The new Pickering School would face Magnolia Field, with the main entrance for Sisson remaining where it currently sits. The existing Pickering would in turn be available for Sisson to expand or for other city uses. 

Though this design is the recommended option by engineers, Peter Kolokithas raised concerns over fire drills in a five-story school. During drills, elevators are not permitted for use, therefore making it difficult for school staff to get students with mobility devices down the stairs. He referenced Thurgood Marshall Middle School, where those students are primarily located on the third floor of the building.

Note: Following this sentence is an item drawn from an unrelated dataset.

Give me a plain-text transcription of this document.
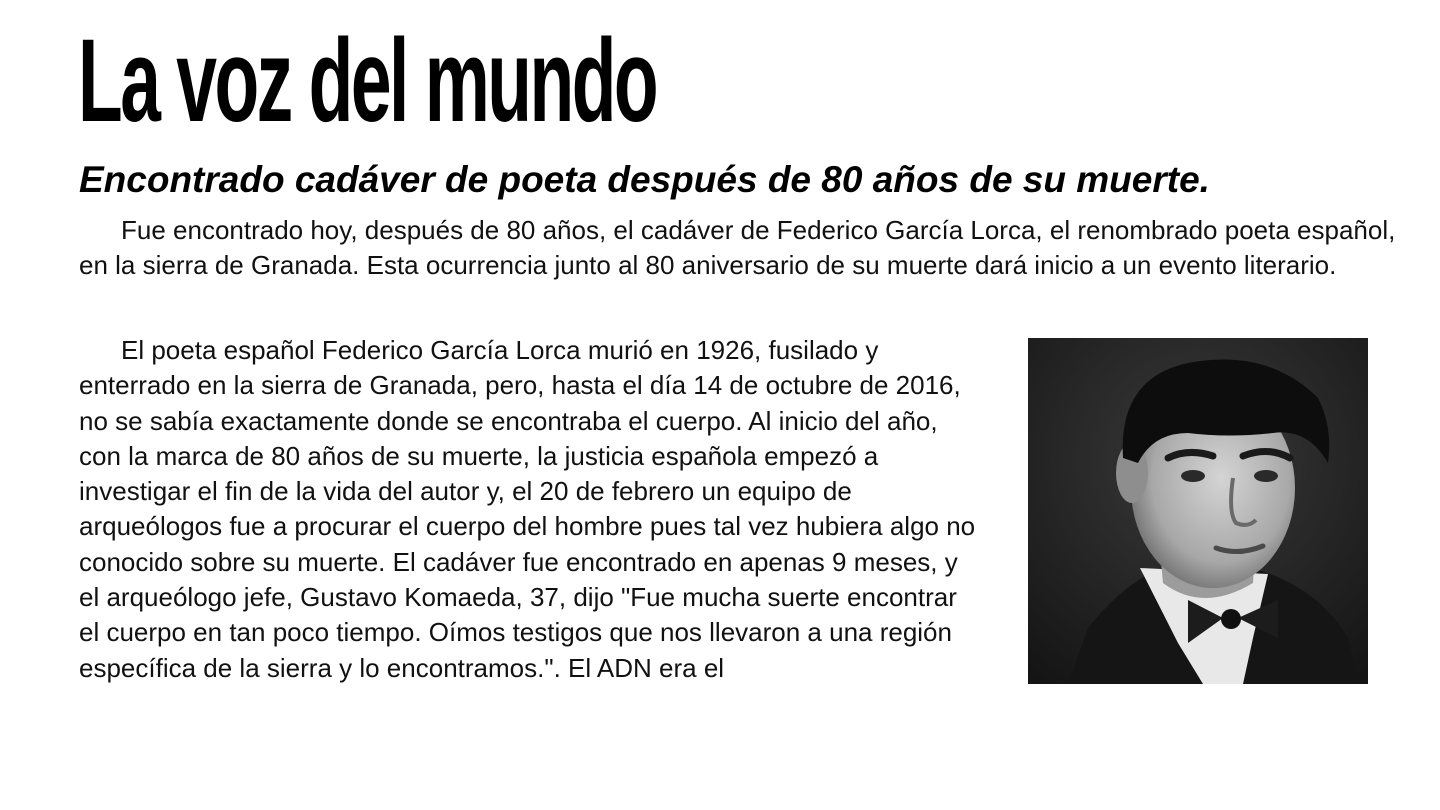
La voz del mundo
Encontrado cadáver de poeta después de 80 años de su muerte.

Fue encontrado hoy, después de 80 años, el cadáver de Federico García Lorca, el renombrado poeta español, en la sierra de Granada. Esta ocurrencia junto al 80 aniversario de su muerte dará inicio a un evento literario.

El poeta español Federico García Lorca murió en 1926, fusilado y enterrado en la sierra de Granada, pero, hasta el día 14 de octubre de 2016, no se sabía exactamente donde se encontraba el cuerpo. Al inicio del año, con la marca de 80 años de su muerte, la justicia española empezó a investigar el fin de la vida del autor y, el 20 de febrero un equipo de arqueólogos fue a procurar el cuerpo del hombre pues tal vez hubiera algo no conocido sobre su muerte. El cadáver fue encontrado en apenas 9 meses, y el arqueólogo jefe, Gustavo Komaeda, 37, dijo "Fue mucha suerte encontrar el cuerpo en tan poco tiempo. Oímos testigos que nos llevaron a una región específica de la sierra y lo encontramos.". El ADN era el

“A lot of the children, especially in the Life Skills and the Coach programs have mobile devices, they either need a wheelchair or braces and alike,” said Kolokithas. “It forces a lot of the teachers and the paraprofessionals that are in those rooms, to literally carry the children down the stairs during a fire drill.” 

He asked that Raymond take that into consideration, to which Raymond replied that the Life Skills and Coach programs would take place on a ground floor that would have access to the Sisson parking lot. 

In total, option 7 would have 270 parking spaces between the existing Sisson and Pickering schools as well as an additional parking lot that will be implemented. 

Earlier in the presentation, Raymond discussed the original plan, titled option 6A, which would cost roughly $20 million just to put in the foundation. Citing this as a major issue, Raymond also stated that another fear is that difficulties could arise in digging into the park. 

“The wild card is when we start digging and doing all this Earth work out on this park, we don’t know what we’re going to find,” Raymond said. “We have to carry a larger contingency for unknowns.” 

Compared with the concerns of unknowns for the other designs, Raymond says the recommended option is the most viable because it is one that the engineers feel the most confident in.

“This is what we would recommend just because there’s less risk, less unknowns on the site, and I feel very comfortable that we can make the building work and fit well.”

In other committee news, members voted to approve the transfer of $126,163 to the Environmental and Site fund to “partially fund the Designer Contract Amendment 5 amount of $133,980 to provide MEPA and Article 97 permitting.” 

Construction on the new Pickering School is currently expected to start in the spring/summer of 2024.